Деточка сначала делает вид, что не слышит меня. Потом, как обычный противный подросток объясняет, что все равно я готовлю то, что она почти никогда не ест, потому что я не умею готовить ей вкусную еду. И что я бы не стала есть фрикадельки из Икее, а хотела, чтобы я сварила ей картошку. А картошку варить ей категорически никак не хотелось. Ну и миллион подобных отмазок.
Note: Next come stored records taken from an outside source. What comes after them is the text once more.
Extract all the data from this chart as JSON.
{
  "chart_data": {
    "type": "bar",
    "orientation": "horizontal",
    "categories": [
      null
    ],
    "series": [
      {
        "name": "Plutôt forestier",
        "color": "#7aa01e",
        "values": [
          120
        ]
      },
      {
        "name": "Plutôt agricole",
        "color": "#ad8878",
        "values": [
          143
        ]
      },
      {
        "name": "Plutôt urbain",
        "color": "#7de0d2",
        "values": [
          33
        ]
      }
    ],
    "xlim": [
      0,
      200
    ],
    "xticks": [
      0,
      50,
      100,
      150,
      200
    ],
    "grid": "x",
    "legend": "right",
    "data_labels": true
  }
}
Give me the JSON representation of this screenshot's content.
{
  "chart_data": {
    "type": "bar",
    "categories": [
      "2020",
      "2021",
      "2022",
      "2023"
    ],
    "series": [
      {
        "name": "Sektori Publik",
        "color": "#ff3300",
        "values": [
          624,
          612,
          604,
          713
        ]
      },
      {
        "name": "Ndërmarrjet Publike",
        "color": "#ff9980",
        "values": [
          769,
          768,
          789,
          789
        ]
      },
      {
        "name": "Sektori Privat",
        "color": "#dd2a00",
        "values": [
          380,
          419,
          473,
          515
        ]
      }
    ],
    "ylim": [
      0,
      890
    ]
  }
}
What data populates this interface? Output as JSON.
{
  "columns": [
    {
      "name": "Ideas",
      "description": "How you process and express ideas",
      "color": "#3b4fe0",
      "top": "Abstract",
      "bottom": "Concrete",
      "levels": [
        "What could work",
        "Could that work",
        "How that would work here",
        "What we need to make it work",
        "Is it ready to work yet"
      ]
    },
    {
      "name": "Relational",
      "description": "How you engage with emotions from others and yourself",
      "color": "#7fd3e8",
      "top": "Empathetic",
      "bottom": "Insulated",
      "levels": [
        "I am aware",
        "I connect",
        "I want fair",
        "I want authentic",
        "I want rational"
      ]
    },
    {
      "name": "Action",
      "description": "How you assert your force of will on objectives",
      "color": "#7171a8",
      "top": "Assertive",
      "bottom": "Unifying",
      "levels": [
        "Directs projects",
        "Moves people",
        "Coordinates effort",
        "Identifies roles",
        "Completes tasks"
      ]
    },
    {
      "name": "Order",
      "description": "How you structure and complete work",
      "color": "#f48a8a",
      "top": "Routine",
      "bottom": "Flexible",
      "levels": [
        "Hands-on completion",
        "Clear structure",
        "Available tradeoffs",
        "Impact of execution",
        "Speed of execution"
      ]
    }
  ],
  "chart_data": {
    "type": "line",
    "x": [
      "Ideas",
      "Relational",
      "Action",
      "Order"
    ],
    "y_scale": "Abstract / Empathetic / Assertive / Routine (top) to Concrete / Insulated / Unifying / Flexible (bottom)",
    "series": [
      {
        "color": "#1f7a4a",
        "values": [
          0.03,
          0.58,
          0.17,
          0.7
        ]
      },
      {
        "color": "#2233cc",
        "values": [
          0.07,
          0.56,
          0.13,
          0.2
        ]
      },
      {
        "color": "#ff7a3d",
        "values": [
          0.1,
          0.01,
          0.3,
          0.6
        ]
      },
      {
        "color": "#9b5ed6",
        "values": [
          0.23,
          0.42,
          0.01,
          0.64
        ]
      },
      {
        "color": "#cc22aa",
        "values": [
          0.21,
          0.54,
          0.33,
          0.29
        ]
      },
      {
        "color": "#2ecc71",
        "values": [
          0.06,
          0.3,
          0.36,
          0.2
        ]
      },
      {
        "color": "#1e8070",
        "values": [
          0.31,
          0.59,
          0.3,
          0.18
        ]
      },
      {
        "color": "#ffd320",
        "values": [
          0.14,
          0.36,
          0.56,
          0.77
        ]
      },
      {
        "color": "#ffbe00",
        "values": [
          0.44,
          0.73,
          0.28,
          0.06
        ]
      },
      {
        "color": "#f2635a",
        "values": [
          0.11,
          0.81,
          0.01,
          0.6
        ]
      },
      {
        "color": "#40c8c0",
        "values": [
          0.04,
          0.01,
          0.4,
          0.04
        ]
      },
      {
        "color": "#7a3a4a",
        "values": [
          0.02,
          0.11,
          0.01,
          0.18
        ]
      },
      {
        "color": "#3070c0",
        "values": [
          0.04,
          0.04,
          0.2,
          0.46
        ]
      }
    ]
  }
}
- Зря ты так много говоришь, - предупреждает ее Варин папа. Я, в итоге, обижаюсь на всю оставшуюся жизнь. В ночи ко мне приходит мой дурацкий подросток, закутанный в одеяло и произносит пламенную речь. Во-первых, мы же семья, во-вторых, семья должна любить друг друга, в-третьих, я очень-очень извиняюсь, и точно приготовлю тебе ужин в следующий раз. Поэтому очень хочу тебя поцеловать на ночь.
Четверг.
- Как хорошо, - говорю я вчера Вариному папе, - завтра никуда не надо. Высплюсь.
Он смотрит на меня недружелюбно:
- Тебе не надо, да. А мне в восемь вставать.
Я почему-то просыпаюсь, даже для меня, очень поздно в полпервого. Меня мучает совесть. У меня по плану обработать картинки, которые я уже два дня обрабатываю партиями. И надо бы сдать сегодня вечером. А я все проспала. Поэтому я закрываю ловко все соцсети и за работу.
Мне звонит Радек:
- Дорогая, - говорит Радек тихим голосом, - у меня для тебя плохие новости, - я ненавижу, когда мне такое говорят. Прежде чем они успеют сообщить саму новость, я миллион всего передумаю, - Рафа умер. Суицид. И почему меня не оказалось рядом. Мама позвонила, сказала, что он был под наркотой. Но мы же знаем, что Рафа не употреблял наркоту. Только травку курил.
- Интересно, чтобы ты мог изменить, если бы ты был там? Рафа уже давно с тобой не общался.
- Он приходил перед моим отъездом. Неожиданно. Пришел, буквально две минуты прошло, и эта ужасная женщина, с которой он, помнишь, начал жить, стала звонить ему и орать в трубку. И он сразу ушел.
Рафа жил на первом этаже. Радек на четвертом. Мы, в какой-то момент подружились. Пользовались его светом, его квартирой, ходили к нему в гости, таскали своих моделей, я их снимала.
Рафа два раза спросил, не хочу ли я остаться у него. Так и спросил:
- А хочешь ли ты сегодня спать со мной?
- Нет, - говорю, - я предпочитаю спать с Радеком.
Он лет на семнадцать был меня младше. И у него была очень милая собака. Вот с кем она теперь будет?
Радек говорил, что когда-то Рафа был очень модным, мажорным гражданином. Когда ты молод и у тебя огромная квартира около метро в модном районе, все всегда у тебя. Родители жили отдельно. У Рафы были самые модные тусовки на районе. Радек говорил, что его никогда не приглашали и он очень завидовал. В какой-то момент Рафа разбился. Он со своей девушкой ехали на мотоцикле. Въехали в кого-то. Девушка почти не пострадала. Рафа пролежал в больнице полтора года. Собирали по частям. Девушка за это время отвалила. Рафа растолстел, потерял уверенность в себя.
Мне он говорил, что все эти девушки только и хотят, что его квартиру оттяпать. Девушки у него менялись почти каждый вечер. Только когда я приезжала в Варшаву, они почти не появлялись. Он меня отвозил в аэропорт и говорил, что у меня скверный характер.
Потом он решил, что мы его используем. И больше он нам ни для чего не нужен. Каждый раз, когда он видел нас, он очень быстро уходил. Появилась эта женщина с маленьким ребенком. Рафа стал совсем мрачен.
- Вот чего, чего ему не хватало? - возмущался Радек, - ну серьезно? Огромная квартира с хорошим ремонтом. Собственная, хорошая работа. Живи, не хочу. Ну как это так? Вот, правда. Мне так грустно.
И я говорю ему банальные штуки, что еще можно сказать в такой ситуации, что это всего лишь жизнь.
- Ну я должен был обратить внимание, что он удалил все свои соцсети. Что он тогда так неожиданно пришел ко мне.
- Не знаю, Радек.
Так глупо, правда. И жизнь про это тоже.